A Pakistani court has ordered that opposition leader Shahbaz Sharif be remanded in custody for 10 days after being arrested in a corruption case, meaning he will not be able to campaign for his party ahead of crucial by-elections next week.
The National Accountability Bureau said in a statement that it arrested Sharif on October 5 over corruption charges relating to a multimillion dollar housing scheme.
Sharif is accused of misusing his authority as the chief minister of Punjab Province from 2013 to 2018 by influencing authorities to award contracts for a government-run housing program for low-income citizens to a company with which he had political affiliations.
Sharif's lawyer Azam Nazir Tarar said on October 6 that the court ordered his client be remanded in custody for 10 days to be interrogated.
"They cannot arrest the leader of the opposition in this manner," Tarar said.

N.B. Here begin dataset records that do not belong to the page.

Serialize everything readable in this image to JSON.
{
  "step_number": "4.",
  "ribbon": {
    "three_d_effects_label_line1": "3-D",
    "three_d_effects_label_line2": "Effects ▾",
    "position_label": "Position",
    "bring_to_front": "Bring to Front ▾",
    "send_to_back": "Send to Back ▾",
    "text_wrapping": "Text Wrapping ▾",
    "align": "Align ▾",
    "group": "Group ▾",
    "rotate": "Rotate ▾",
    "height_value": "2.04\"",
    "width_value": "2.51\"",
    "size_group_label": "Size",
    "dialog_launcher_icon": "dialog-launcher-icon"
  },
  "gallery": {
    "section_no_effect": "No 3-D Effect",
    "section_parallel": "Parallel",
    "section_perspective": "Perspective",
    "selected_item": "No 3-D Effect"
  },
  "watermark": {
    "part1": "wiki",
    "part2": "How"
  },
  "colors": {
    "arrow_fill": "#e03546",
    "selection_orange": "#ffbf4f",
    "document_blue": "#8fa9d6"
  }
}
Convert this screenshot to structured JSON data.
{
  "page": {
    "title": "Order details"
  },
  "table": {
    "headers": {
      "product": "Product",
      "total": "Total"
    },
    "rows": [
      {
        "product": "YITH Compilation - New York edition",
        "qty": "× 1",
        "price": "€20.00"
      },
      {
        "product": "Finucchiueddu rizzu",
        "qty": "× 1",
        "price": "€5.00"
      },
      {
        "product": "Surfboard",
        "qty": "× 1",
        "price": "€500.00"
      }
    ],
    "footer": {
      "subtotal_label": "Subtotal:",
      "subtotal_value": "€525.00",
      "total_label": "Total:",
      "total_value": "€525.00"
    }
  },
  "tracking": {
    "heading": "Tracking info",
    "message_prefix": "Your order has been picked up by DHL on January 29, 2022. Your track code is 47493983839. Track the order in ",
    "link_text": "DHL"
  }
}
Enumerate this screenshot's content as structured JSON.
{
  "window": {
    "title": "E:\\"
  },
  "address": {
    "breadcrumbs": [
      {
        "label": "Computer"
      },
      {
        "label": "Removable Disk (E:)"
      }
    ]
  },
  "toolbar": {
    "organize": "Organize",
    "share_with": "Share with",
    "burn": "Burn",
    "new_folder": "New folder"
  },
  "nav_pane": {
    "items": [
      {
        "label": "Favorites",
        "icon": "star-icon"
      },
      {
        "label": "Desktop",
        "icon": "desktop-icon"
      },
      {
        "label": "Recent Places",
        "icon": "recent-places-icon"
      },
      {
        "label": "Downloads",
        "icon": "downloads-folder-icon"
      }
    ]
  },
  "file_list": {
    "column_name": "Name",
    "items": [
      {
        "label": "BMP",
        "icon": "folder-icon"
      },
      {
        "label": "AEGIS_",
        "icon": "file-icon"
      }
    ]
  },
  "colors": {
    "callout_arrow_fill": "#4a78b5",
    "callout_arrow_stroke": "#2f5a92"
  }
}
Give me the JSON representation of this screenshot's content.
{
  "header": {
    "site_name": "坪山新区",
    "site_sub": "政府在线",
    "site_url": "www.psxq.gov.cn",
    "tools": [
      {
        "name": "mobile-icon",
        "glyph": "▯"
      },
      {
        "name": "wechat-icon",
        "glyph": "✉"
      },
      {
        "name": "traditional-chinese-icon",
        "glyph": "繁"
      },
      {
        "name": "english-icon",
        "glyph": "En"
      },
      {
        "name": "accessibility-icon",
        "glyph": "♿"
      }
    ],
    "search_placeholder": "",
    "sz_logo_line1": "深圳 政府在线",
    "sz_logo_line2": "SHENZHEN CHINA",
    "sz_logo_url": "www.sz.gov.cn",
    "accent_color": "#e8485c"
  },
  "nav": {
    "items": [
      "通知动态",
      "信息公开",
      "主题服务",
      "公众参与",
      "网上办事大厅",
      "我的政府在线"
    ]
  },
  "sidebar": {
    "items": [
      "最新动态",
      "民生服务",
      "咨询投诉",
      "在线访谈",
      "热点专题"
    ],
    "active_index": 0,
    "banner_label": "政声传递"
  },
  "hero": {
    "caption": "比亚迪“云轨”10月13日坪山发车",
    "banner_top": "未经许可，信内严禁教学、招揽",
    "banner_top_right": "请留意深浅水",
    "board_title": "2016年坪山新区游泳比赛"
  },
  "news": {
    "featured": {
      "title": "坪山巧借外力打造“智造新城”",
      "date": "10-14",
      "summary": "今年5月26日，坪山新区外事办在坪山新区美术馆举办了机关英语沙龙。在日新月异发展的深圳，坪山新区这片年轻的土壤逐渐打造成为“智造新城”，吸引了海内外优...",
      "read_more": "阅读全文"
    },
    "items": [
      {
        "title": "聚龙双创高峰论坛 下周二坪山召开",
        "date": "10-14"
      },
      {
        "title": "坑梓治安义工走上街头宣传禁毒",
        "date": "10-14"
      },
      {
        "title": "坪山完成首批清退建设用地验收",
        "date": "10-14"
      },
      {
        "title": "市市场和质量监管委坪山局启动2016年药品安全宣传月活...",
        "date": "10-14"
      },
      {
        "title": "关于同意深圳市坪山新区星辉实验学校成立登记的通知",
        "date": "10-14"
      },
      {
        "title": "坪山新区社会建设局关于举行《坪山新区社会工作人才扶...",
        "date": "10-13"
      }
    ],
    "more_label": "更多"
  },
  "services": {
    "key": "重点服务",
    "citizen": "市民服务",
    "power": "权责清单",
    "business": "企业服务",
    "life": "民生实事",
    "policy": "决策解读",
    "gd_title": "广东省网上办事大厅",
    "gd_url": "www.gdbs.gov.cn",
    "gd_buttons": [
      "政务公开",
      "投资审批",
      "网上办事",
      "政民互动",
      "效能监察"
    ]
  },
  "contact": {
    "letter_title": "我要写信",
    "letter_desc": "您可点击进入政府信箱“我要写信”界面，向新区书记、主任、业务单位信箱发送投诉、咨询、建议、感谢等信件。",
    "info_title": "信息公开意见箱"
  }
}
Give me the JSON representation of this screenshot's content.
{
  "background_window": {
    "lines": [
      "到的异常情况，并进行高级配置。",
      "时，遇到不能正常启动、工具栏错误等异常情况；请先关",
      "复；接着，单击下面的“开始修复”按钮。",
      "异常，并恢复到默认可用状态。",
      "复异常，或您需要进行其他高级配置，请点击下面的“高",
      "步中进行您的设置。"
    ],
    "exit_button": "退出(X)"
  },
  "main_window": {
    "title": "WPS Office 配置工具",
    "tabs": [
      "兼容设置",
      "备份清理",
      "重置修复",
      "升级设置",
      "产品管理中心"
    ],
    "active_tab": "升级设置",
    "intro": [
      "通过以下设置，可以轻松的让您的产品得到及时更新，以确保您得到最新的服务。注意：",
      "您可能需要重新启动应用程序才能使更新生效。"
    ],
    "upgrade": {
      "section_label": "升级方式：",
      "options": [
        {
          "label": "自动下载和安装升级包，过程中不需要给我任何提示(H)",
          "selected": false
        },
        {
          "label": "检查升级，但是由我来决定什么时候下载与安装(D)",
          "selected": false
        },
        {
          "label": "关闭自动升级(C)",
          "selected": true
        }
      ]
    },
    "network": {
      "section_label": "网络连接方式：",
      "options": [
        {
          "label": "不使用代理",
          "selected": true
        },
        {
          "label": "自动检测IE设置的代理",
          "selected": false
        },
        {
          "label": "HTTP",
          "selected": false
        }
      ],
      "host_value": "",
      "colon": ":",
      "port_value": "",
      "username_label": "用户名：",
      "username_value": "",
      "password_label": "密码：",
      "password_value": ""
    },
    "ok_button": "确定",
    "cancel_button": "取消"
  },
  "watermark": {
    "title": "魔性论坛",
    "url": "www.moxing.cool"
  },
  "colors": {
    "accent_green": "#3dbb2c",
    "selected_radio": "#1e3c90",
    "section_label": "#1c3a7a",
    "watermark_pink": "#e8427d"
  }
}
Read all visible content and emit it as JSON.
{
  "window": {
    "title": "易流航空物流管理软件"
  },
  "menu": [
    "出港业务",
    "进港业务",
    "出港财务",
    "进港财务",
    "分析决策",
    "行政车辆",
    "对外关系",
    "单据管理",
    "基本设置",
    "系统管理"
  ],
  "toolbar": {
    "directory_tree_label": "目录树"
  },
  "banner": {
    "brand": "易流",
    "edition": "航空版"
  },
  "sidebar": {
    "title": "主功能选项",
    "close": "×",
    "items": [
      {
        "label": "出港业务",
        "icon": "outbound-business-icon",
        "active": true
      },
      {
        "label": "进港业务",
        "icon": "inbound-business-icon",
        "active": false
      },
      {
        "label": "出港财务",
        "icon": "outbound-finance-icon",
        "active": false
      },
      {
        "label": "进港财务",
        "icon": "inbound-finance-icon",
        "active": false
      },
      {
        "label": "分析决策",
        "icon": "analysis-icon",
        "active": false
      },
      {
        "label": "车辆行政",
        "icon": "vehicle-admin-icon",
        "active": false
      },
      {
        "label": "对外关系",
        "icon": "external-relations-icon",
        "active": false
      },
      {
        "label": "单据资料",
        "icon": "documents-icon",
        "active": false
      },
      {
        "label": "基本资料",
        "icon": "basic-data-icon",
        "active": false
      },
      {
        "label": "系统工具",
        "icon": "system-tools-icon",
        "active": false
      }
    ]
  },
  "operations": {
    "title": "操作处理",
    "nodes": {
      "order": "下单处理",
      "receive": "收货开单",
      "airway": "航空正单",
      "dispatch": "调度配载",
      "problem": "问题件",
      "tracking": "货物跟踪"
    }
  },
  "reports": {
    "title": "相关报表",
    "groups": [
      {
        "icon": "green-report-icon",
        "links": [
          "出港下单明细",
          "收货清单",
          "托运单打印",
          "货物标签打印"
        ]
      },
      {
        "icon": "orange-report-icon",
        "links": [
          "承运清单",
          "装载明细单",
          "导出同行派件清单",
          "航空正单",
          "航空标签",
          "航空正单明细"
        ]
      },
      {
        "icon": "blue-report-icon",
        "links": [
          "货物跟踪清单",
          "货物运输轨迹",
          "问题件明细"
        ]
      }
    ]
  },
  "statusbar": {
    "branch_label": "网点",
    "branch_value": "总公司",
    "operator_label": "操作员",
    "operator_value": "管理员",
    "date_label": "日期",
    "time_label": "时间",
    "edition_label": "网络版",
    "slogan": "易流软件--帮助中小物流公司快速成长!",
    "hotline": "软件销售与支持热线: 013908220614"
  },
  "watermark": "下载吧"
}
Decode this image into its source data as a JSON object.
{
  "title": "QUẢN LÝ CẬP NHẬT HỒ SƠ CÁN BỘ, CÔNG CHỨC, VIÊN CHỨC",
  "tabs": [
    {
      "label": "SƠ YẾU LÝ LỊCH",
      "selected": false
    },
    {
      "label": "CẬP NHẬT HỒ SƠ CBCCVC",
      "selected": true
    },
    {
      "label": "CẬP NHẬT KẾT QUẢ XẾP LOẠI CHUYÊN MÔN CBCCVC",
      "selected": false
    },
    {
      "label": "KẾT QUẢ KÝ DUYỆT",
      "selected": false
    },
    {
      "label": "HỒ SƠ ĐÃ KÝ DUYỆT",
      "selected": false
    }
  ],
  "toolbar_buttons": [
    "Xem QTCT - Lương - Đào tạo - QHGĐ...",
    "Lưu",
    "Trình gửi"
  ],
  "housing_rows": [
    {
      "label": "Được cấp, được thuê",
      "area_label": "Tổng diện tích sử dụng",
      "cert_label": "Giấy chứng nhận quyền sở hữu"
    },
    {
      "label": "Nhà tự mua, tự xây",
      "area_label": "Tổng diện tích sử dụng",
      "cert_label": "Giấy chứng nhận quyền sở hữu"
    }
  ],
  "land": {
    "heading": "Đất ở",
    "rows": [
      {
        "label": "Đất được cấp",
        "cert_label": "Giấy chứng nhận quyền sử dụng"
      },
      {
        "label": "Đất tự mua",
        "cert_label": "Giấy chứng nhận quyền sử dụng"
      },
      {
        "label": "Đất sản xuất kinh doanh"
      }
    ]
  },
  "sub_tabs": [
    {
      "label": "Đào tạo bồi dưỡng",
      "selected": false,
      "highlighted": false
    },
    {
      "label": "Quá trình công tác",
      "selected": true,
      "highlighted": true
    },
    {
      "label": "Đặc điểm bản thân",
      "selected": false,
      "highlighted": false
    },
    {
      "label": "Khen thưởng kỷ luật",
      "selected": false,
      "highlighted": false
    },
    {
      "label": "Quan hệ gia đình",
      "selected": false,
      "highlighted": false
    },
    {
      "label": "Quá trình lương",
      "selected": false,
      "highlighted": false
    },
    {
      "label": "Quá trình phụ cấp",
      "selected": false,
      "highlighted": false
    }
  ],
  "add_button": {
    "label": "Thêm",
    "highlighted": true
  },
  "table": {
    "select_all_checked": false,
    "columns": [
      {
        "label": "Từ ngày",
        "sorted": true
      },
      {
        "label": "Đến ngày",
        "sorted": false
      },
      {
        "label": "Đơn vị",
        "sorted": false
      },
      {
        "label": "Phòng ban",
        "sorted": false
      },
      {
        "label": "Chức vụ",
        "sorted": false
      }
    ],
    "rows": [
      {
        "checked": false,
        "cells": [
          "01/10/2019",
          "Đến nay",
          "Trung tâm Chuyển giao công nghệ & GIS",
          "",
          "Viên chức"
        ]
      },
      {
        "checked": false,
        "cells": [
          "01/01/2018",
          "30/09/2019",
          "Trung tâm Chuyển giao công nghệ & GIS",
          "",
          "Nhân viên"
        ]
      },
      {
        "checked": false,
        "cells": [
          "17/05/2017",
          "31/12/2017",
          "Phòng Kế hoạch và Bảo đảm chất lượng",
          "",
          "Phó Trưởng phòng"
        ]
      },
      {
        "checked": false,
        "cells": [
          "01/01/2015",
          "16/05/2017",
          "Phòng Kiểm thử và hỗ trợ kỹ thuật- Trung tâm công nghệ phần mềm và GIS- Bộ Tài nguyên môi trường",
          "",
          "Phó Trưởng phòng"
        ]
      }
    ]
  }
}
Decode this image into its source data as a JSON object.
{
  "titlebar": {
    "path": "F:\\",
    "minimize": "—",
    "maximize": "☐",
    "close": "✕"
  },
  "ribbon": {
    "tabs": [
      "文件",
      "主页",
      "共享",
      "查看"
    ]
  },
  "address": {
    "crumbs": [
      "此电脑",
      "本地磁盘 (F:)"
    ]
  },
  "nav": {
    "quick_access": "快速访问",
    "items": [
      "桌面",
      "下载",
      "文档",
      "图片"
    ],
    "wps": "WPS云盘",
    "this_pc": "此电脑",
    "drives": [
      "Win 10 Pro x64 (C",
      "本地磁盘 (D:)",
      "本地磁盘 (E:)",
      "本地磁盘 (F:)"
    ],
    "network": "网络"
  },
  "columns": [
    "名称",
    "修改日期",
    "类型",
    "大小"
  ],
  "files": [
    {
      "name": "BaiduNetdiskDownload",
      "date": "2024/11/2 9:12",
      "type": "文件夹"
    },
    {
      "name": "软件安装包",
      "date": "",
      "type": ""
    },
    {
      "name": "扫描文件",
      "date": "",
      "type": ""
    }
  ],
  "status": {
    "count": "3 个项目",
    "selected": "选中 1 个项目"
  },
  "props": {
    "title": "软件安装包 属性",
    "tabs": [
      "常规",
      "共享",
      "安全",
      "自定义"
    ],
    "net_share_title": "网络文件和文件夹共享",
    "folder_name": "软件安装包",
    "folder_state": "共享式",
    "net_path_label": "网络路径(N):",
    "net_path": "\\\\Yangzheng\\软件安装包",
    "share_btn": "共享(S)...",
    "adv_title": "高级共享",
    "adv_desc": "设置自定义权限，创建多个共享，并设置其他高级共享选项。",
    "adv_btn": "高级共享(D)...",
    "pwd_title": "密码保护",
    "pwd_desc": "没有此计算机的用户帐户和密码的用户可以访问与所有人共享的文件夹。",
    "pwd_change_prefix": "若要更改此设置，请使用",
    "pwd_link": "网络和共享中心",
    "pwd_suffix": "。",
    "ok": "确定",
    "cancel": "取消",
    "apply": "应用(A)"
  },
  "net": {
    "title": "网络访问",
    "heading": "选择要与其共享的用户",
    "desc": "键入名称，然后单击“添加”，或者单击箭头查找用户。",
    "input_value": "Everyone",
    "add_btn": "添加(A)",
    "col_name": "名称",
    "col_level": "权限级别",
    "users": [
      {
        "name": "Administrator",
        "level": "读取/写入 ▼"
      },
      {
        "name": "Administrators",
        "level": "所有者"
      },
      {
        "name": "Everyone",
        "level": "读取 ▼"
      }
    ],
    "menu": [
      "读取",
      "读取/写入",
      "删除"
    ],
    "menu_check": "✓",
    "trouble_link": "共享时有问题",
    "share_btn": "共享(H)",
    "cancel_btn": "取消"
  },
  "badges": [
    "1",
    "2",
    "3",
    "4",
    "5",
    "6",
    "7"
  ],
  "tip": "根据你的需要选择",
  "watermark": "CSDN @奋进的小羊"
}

The Pakistan Muslim League-Nawaz (PMLN) party, which Shahbaz Sharif heads, said the arrest was politically motivated and was intended to weaken the party before by-elections scheduled for October 14.
The by-elections are for 11 parliamentary seats and 19 provincial assembly seats.
Hundreds of PML-N supporters gathered outside the court, chanting pro-Sharif slogans as police and soldiers guarded the venue.
Sharif is the younger brother of former ousted Prime Minister Nawaz Sharif, who was disqualified from office by the Supreme Court last year over corruption allegations.
An accountability court in July sentenced the former leader and his daughter to 10-year and seven-year terms in prison, respectively, over the purchase of luxury apartments in London in the 1990s.
They have denied wrongdoing.
Nawaz Sharif was arrested 10 days before the July 25 general election, which was won by cricket star turned politician Imran Khan, who now leads the new government.
Nawaz Sharif was released from prison last month pending an appeal.
The PML-N came in second place in the election, but the party denounced the polls as rigged, alleging that the military and courts tipped the scale in favor of Khan's party, a charge the army and judiciary deny.